No obstante, el barón no se resignaba. Incluso había intentado desencadenar una guerra entre los Bene Tleilax y la Casa Atreides con el fin de destruir el Proyecto Amal… pero el plan había fracasado, gracias al maldito duque Leto.
Desde entonces, infiltrar espías en el planeta antes conocido como Ix había constituido una tarea muy difícil, y sus proyecciones Mentat no le daban motivos para creer que los tleilaxu hubieran interrumpido sus experimentos. De hecho, puesto que el emperador había enviado dos legiones Sardaukar más para «mantener la paz» en Ix, cabía pensar que la investigación estaba llegando a su fin. O la paciencia de Shaddam.
En su trance, De Vries no movía un músculo, aparte de los ojos. Una bandeja de drogas potenciadoras de la mente colgaba alrededor de su cuello, una placa circular que giraba muy lentamente, como un centro de mesa. Una mosca carroñera amarilla se posó sobre su nariz, pero él no la sintió. El insecto descendió hasta su labio inferior y besó el zumo de safo derramado.
De Vries estudió el despliegue de drogas y paró la placa con un parpadeo. La bandeja se inclinó y vertió un frasco de jarabe de tikopia en su boca… y junto con él a la mosca indefensa, seguida por una cápsula de concentrado de melange. El Mentat mordió y tragó la cápsula, saboreó una explosión de esencia de canela dulzona. Luego, tomó una segunda cápsula, más melange de la que había ingerido nunca. Pero necesitaba la clarividencia.
En una lejana celda, un torturado chilló y balbuceó una confesión. Pero De Vries no reparó en nada. Inmune a las distracciones, se zambulló aún más en las profundidades de su mente. Notó que su conciencia se dilataba, el tiempo se desplegó como los pétalos de una flor. Fluyó por un continuo, y cada parte fue accesible a su cerebro. Vio el lugar exacto que ocupaba en él.
Uno de varios futuros posibles apareció en su mente, una extraordinaria proyección Mentat basada en una avalancha de información e intuición, potenciada por el enorme consumo de melange. La visión era una serie de dolorosas imágenes de videolibro, estacas visuales clavadas en sus ojos. Vio al investigador jefe tleilaxu sostener con orgullo un frasco de especia sintética, y reír mientras la ingería. ¡Éxito!

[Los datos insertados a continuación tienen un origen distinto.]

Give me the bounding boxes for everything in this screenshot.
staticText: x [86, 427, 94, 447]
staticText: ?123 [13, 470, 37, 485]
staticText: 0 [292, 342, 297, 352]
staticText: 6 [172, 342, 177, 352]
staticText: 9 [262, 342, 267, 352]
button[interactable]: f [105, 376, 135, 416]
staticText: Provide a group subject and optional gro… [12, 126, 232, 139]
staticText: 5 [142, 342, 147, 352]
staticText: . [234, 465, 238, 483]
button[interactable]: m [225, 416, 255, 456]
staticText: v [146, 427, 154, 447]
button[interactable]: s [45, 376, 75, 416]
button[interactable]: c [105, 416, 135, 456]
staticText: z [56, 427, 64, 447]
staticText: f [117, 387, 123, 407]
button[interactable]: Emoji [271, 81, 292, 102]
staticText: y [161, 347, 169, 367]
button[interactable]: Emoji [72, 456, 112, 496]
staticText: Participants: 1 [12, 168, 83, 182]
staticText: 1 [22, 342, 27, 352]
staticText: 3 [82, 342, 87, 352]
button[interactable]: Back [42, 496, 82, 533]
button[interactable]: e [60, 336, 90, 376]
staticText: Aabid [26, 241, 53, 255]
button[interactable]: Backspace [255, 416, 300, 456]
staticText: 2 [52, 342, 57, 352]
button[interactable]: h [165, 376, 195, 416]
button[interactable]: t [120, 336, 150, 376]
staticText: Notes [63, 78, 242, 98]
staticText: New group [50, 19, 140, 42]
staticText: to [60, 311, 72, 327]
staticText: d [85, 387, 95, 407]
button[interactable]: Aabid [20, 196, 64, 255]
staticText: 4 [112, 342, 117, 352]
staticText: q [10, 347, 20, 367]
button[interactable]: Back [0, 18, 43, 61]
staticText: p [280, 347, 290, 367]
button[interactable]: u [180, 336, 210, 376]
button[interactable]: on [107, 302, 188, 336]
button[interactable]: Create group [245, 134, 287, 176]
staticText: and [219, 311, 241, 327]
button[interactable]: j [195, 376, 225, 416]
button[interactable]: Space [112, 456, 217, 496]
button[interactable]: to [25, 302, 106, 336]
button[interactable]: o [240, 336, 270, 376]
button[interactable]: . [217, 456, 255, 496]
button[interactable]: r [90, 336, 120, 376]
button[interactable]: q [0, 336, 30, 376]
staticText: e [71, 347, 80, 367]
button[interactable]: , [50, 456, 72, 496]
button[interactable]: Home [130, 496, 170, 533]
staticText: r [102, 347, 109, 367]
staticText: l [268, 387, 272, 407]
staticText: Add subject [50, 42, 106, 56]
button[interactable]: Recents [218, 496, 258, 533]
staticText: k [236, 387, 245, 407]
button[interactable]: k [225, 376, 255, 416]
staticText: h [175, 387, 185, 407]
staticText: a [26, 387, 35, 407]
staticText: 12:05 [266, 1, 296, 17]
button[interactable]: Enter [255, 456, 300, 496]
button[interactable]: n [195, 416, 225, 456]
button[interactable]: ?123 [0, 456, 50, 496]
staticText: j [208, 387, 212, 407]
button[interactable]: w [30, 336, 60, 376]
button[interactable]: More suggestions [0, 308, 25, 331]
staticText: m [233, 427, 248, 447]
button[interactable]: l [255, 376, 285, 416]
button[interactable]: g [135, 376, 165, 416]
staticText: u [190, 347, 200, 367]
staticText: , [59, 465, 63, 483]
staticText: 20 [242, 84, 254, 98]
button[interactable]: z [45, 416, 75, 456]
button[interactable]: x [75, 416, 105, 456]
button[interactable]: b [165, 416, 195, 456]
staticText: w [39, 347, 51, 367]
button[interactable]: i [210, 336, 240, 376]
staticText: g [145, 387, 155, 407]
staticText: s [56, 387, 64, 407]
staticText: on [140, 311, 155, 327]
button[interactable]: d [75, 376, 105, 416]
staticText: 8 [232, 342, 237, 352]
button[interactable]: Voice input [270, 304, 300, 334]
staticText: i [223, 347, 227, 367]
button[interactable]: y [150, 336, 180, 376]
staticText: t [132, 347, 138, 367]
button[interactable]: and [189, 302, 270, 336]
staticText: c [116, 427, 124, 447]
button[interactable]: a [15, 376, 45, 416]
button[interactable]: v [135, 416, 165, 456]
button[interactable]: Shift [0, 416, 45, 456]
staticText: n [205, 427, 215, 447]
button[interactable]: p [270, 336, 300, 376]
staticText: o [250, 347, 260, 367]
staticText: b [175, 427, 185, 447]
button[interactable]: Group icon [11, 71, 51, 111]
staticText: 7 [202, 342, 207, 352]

Imágenes borrosas. Vio a los Harkonnen partir de Arrakis, abandonando toda la producción de melange. Tropas de guardias Sardaukar armados acompañaban a figuras borrosas hasta un transporte imperial. Vio la bandera con el grifo azul de los Harkonnen arriada de la fortaleza de Carthag y la residencia de Arrakeen.
¡Sustituida por el emblema verde y negro de la Casa Atreides!
Un sonido ahogado surgió de su garganta, y su mente Mentat se desplazó entre las imágenes, las obligó a adoptar una pauta para intentar traducirlas.
Los Harkonnen perderán su monopolio de especia. Pero no necesariamente por culpa del amal que los tleilaxu están desarrollando en connivencia con el emperador.